January 1st, 2024
Reading and Writing Spatial Video with AVFoundation
- Reading Spatial Video using AVAssetReader
- Reading Spatial Video using AVPlayer
- Writing Spatial Video using AVAssetWriter
If you’ve worked with AVFoundation’s APIs, you’ll be familiar with CVPixelBuffer
, an object which represents a single video frame. AVFoundation manages the tasks of reading, writing, and playing video frames, but the process changes when dealing with spatial video (aka MV-HEVC), which features video from two separate angles.
Loading a spatial video into an AVPlayer or AVAssetReader on iOS appears similar to loading a standard video. By default, however, the frames you receive only show one perspective (the “hero” eye view), while the alternate angle, part of the MV-HEVC file, remains uncompressed.
With iOS 17.2 and macOS 14.2, new AVFoundation APIs were introduced for handling MV-HEVC files. They make it easy to get both angles of a spatial video, but are lacking in documentation1. Here’s a few tips for working with them:
Reading Spatial Video using AVAssetReader
AVAssetReader
can read media data faster than realtime, and is good for reading a video file, applying some transform, and writing back to a file using AVAssetWriter
(for example, converting a spatial video to an SBS video playable on a Meta Quest / XREAL Air). Reading spatial video requires informing VideoToolbox that we want both angles decompressed from the video, instead of just the “hero” eye.
- Create an
AVAssetReader
:
let asset = AVAsset(url: <path-to-spatial-video>)

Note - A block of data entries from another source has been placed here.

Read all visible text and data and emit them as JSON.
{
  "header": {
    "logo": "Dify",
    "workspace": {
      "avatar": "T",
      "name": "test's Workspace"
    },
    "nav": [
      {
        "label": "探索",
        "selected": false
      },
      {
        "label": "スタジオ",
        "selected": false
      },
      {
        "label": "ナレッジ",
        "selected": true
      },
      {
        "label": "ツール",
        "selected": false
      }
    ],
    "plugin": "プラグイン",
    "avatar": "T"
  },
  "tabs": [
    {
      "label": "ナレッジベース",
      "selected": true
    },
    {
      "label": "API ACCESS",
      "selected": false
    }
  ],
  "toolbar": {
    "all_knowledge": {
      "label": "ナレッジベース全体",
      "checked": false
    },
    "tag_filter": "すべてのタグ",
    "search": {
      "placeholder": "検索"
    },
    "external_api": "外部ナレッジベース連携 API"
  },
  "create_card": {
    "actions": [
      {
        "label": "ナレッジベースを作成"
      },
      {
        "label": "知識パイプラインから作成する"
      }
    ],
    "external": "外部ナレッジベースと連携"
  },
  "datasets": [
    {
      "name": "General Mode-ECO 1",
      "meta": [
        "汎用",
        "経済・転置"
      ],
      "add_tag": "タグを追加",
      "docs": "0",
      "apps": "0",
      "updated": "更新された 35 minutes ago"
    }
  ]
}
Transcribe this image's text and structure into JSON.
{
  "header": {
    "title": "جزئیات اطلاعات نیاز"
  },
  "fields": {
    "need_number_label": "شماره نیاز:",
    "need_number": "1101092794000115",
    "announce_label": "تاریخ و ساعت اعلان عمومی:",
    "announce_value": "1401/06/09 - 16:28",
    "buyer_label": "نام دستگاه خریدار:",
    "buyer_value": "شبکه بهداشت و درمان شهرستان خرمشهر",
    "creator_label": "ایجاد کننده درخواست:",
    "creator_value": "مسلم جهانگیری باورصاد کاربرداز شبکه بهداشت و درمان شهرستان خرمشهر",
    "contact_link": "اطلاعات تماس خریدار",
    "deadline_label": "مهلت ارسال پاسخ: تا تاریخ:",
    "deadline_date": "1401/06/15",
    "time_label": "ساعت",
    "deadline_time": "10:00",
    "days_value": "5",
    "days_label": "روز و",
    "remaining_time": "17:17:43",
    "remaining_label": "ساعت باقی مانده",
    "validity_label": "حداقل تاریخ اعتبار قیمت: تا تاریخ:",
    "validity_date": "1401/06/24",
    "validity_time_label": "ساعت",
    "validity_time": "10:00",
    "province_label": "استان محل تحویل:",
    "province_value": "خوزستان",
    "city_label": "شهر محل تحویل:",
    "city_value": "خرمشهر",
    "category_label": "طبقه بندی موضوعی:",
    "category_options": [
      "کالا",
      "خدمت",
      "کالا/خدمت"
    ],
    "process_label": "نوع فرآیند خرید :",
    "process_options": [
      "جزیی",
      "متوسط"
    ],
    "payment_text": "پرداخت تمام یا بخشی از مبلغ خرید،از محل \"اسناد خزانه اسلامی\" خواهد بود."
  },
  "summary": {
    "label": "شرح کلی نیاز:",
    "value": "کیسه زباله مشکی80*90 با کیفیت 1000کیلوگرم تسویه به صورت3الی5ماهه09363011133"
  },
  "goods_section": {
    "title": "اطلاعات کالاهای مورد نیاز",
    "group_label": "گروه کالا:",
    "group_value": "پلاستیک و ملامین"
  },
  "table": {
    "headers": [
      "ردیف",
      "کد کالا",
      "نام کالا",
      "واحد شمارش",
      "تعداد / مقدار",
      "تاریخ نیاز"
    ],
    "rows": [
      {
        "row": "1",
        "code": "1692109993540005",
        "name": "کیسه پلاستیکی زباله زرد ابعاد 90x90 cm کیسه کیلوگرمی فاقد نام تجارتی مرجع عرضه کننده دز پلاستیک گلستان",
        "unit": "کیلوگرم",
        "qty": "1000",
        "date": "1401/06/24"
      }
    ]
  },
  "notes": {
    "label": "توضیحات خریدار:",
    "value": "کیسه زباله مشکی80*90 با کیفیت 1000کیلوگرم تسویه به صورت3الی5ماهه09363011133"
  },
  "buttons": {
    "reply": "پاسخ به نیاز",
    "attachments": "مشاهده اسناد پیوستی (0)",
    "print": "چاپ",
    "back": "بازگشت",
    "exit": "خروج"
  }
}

let assetReader = try AVAssetReader(asset: asset)
- Create an
AVAssetReaderTrackOuptut
, specifying that we want both MV-HEVC video layers decompressed:
let output = try await AVAssetReaderTrackOutput(
track: asset.loadTracks(withMediaType: .video).first!,
outputSettings: [
AVVideoDecompressionPropertiesKey: [
kVTDecompressionPropertyKey_RequestedMVHEVCVideoLayerIDs: [0, 1] as CFArray,
],
]
)
assetReader.add(output)
- Start copying sample buffers containing both angles:
assetReader.startReading()
while let nextSampleBuffer = output.copyNextSampleBuffer() {
guard let taggedBuffers = nextSampleBuffer.taggedBuffers else { return }
let leftEyeBuffer = taggedBuffers.first(where: {
$0.tags.first(matchingCategory: .stereoView) == .stereoView(.leftEye)
})?.buffer
let rightEyeBuffer = taggedBuffers.first(where: {
$0.tags.first(matchingCategory: .stereoView) == .stereoView(.rightEye)
})?.buffer
if let leftEyeBuffer,
let rightEyeBuffer,
case let .pixelBuffer(leftEyePixelBuffer) = leftEyeBuffer,
case let .pixelBuffer(rightEyePixelBuffer) = rightEyeBuffer {
// do something cool
}
}
Reading Spatial Video using AVPlayer
When dealing with real-time playback, you’ll often want to use AVPlayer
, which manages the playback and timing of a video automatically. AVPlayerVideoOutput
is the new API added for reading spatial video in real time, and is straightforward to set up.
- Create an
AVPlayer
:
let asset = AVAsset(url: <path-to-spatial-video>)
let player = AVPlayer(playerItem: AVPlayerItem(asset: asset))
- Create an
AVPlayerVideoOutput
for outputting stereoscopic video:
let outputSpecification = AVVideoOutputSpecification(
tagCollections: [.stereoscopicForVideoOutput()]
)
let videoOutput = AVPlayerVideoOutput(specification: outputSpecification)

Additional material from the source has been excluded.